Но тут встает вопрос: учителем чего? To-есть, по какой специальности? Я долго над этим ломал голову, и в конце концов пришел к такому заключению, что лучше всего мне быть обществоведом. А для этого нужно знать литературу. Вот почему я решил итти на Лито.
У меня отец лежит совершенно больной, и доктор сказал, что у него эндокардит. Часто заходит Алешка Чикин, который живет теперь у Зин-Палны, т. к. мать у него померла. И вот у Чикина с отцом то-и-дело происходят споры о боге. Отец утверждает, что бог есть, хотя разных обрядов он и не признает.

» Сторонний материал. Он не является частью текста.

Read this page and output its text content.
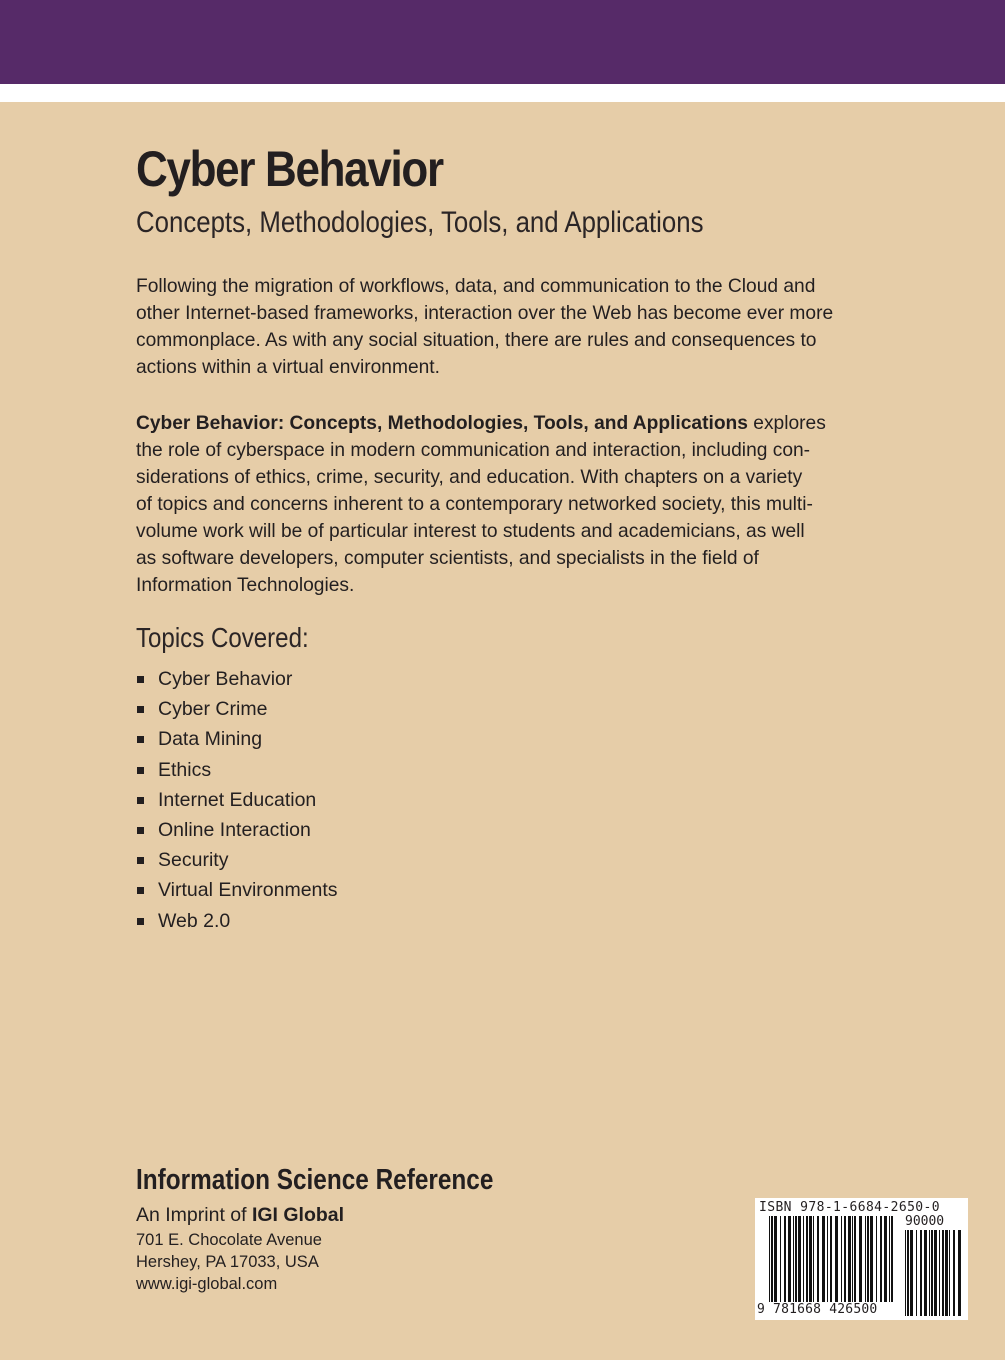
Cyber Behavior
Concepts, Methodologies, Tools, and Applications

Following the migration of workflows, data, and communication to the Cloud and
other Internet-based frameworks, interaction over the Web has become ever more
commonplace. As with any social situation, there are rules and consequences to
actions within a virtual environment.

Cyber Behavior: Concepts, Methodologies, Tools, and Applications explores
the role of cyberspace in modern communication and interaction, including con-
siderations of ethics, crime, security, and education. With chapters on a variety
of topics and concerns inherent to a contemporary networked society, this multi-
volume work will be of particular interest to students and academicians, as well
as software developers, computer scientists, and specialists in the field of
Information Technologies.

Topics Covered:
Cyber Behavior
Cyber Crime
Data Mining
Ethics
Internet Education
Online Interaction
Security
Virtual Environments
Web 2.0
Information Science Reference
An Imprint of IGI Global
701 E. Chocolate Avenue
Hershey, PA 17033, USA
www.igi-global.com
ISBN 978-1-6684-2650-0
90000
9 781668 426500
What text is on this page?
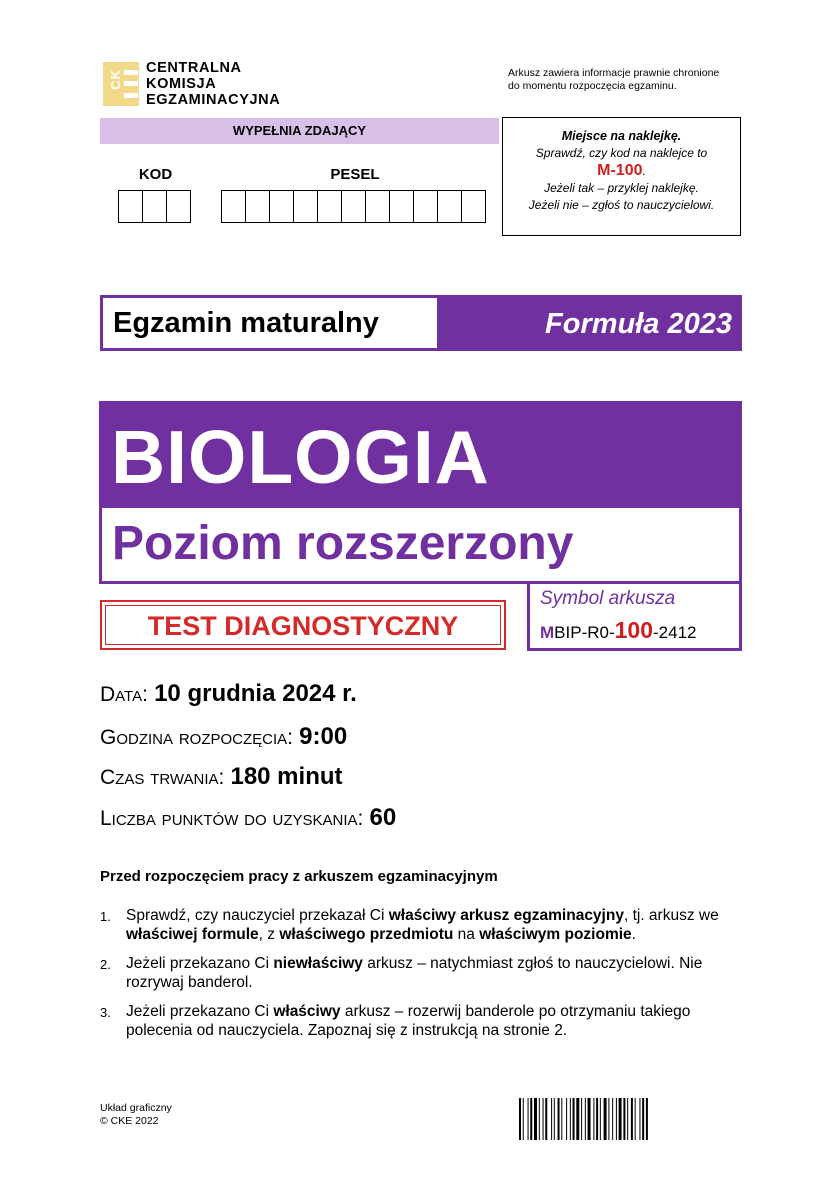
CK
CENTRALNA
KOMISJA
EGZAMINACYJNA
Arkusz zawiera informacje prawnie chronione
do momentu rozpoczęcia egzaminu.
WYPEŁNIA ZDAJĄCY
KOD	PESEL
Miejsce na naklejkę.
Sprawdź, czy kod na naklejce to
M-100.
Jeżeli tak – przyklej naklejkę.
Jeżeli nie – zgłoś to nauczycielowi.
Egzamin maturalny	Formuła 2023
BIOLOGIA
Poziom rozszerzony
TEST DIAGNOSTYCZNY
Symbol arkusza
MBIP-R0-100-2412
Data: 10 grudnia 2024 r.
Godzina rozpoczęcia: 9:00
Czas trwania: 180 minut
Liczba punktów do uzyskania: 60
Przed rozpoczęciem pracy z arkuszem egzaminacyjnym
1. Sprawdź, czy nauczyciel przekazał Ci właściwy arkusz egzaminacyjny, tj. arkusz we właściwej formule, z właściwego przedmiotu na właściwym poziomie.
2. Jeżeli przekazano Ci niewłaściwy arkusz – natychmiast zgłoś to nauczycielowi. Nie rozrywaj banderol.
3. Jeżeli przekazano Ci właściwy arkusz – rozerwij banderole po otrzymaniu takiego polecenia od nauczyciela. Zapoznaj się z instrukcją na stronie 2.
Układ graficzny
© CKE 2022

— Ты подумай, — говорит отец. — Ну, если бы не было бога, то откуда могло взяться все, что есть на свете? Ты говоришь: клетка? Ну, а клетка откуда? Тоже не сама-собой образовалась. Вот что.
— Клетку образовала мировая материя, — отвечает Алешка, — а мировая материя есть вечное движение. Поэтому нет необходимости в существовании бога.
— Ну, это ты нахватался, — возражает отец. — Я, по крайности, вот, хоть теперь: умирать собираюсь, и знаю, куда иду, не пропаду, дескать, совсем без остатка. Останется лишек, как от материала при закройке. А ты будешь умирать, — на что ты будешь надеяться?
Алешка словно обрадовался:
— У меня много всяких надежд. Во-первых, я и умирать-то не буду.
— Ка-ак это такое? — засмеялся отец. — Вот это— отмочил. Ты что же, Кащей Бессмертный, что ли? Так ведь вы сказки отменили? Или опять пошло на сказки?
— Сказки здесь не при чем, — отвечает Алешка.— Одна сплошная наука. Сейчас изобретено омоложение. Каждому возможно удлинить жизнь на сколько он хочет. А когда я буду стариком, будет найдено средство против смерти.
— Сам не захочешь этого средства, дурашка,— перебил отец. — Так надоест, так опротивеет, что и не приведи-веди! А потом-то сообрази: если всем людям придать это средство, то народищу-то сколько образуется, — жить невозможно будет от тесноты. Резать друг дружку начнут места ради. Вот-те и средство от смерти, ха-ха-ха! Вы-думает!
— Ну, ладно, допустим, что и вправду это средство будут применять с осторожностью, — горячо сказал Алешка. — А у меня все-таки есть другая надежда, которой у вас нет и не может быть.
— Какая же это еще надежда?
— А то, что моя работа, мои мысли, идеи не умрут.
— Ну, и вера не умрет.
— Очень даже умрет, когда убедятся, что она не помогает жить.
— Как же это убедятся? — с усмешкой спросил отец. — Вера тепло создает в душе, полную отраду и спокой: дескать, люди есть твои враги, так более высшее существо о тебе заботится и тебя любит.
— Вот в том-то и сила, что на практике жизни выходит не так, — закричал Алешка так громко, что я его даже попросил потише. — Ни черта это более высшее существо не заботится и не помогает. Уж как я просил, когда был в беспризорных, чтобы бог мне послал на дороге портмонэ с деньгами, или даже хотя бы барыню в темном переулке с ридикюлем. Или вот, когда мать умирала, — я тогда еще верил или даже не верил, а надеялся, что что-то есть. Тоже просил: пусть не умирает, пусть не умирает, — всю жизнь бога любить буду. Так ведь нет — умерла. Или вот тоже прыщи. Кажется, маленькая просьба, чтобы прыщей на морде не было. И что же? Просил, просил — и плюнул. Теперь самому смешно, а тогда плакать хотелось. Высшее существо! Смех один!
— Это все не доказательство, — сказал отец. — Не обязан тебе бог прыщи лечить. Что он, фельдшер, что ли? Ступай к фельдшеру, он тебе иодом намажет. Ты давай настоящее доказательство, а не ерунду на постном масле.
— А вот, хотите, — крикнул Алешка и схватил ножницы,— распорю руку, а вы молитесь богу, чтобы он тут же вылечил?
— Стой, дуропляс, ты эдакий, — вмешался я и вывернул ножницы прочь, потому что знал Алешкину горячность. — Доказательства и другие бывают. И потом, папаньке вредно много волноваться. Слова ораторам больше не даю.